Cook and his wife live on Ellis Street in North Las Vegas in a neighborhood near Lake Mead Boulevard and Belmont Street. Cook uses the small house as the home base for his mission of lending a helping hand.

He moved to Las Vegas 14 years ago, after starting his mission to the homeless in the '60s in Memphis, Tenn. The ordained minister later found his way to Florida, Louisiana and North Carolina.

Since he came to Las Vegas, the city's homeless population has come to know Cook as a man who can be counted on for a meal, to pull a bothersome tooth or to stitch up cuts and wounds.

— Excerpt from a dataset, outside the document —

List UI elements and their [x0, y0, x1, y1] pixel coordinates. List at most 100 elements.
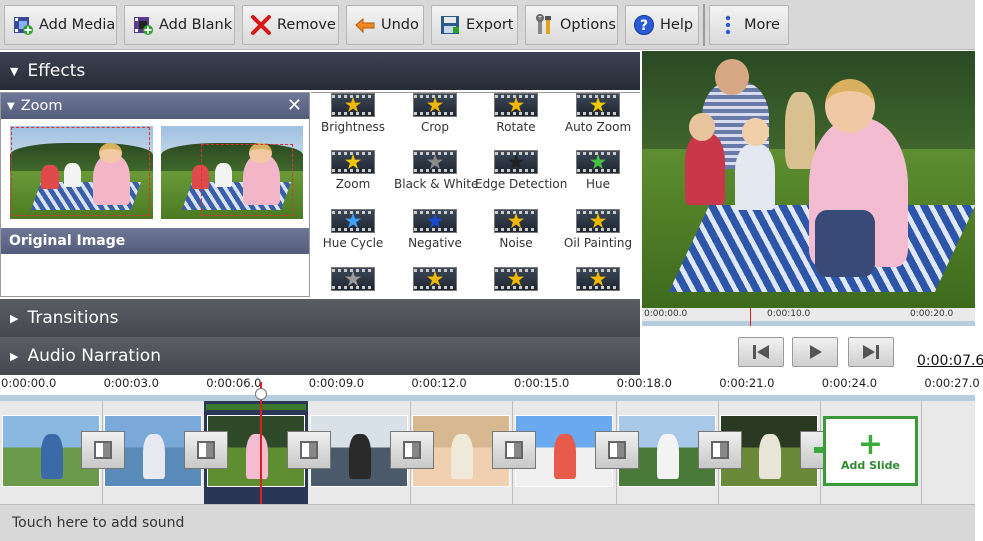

Cook has learned to stretch a dollar to help people, as well as to keep himself and his wife off the street, where they are often in danger of ending up.

"I can take $20 and feed 100 people," Cook said.

Cook has boarded up the broken windows on his truck and home, and says that he doesn't know where he'll get the money to repair the windows. The couple do their work and live on Cook's military pension, Social Security and about $50 a month that Marissa makes for writing an astrology column.

"We might need some help if we're going to get this fixed, but it won't stop me from doing what I'm doing," Cook said.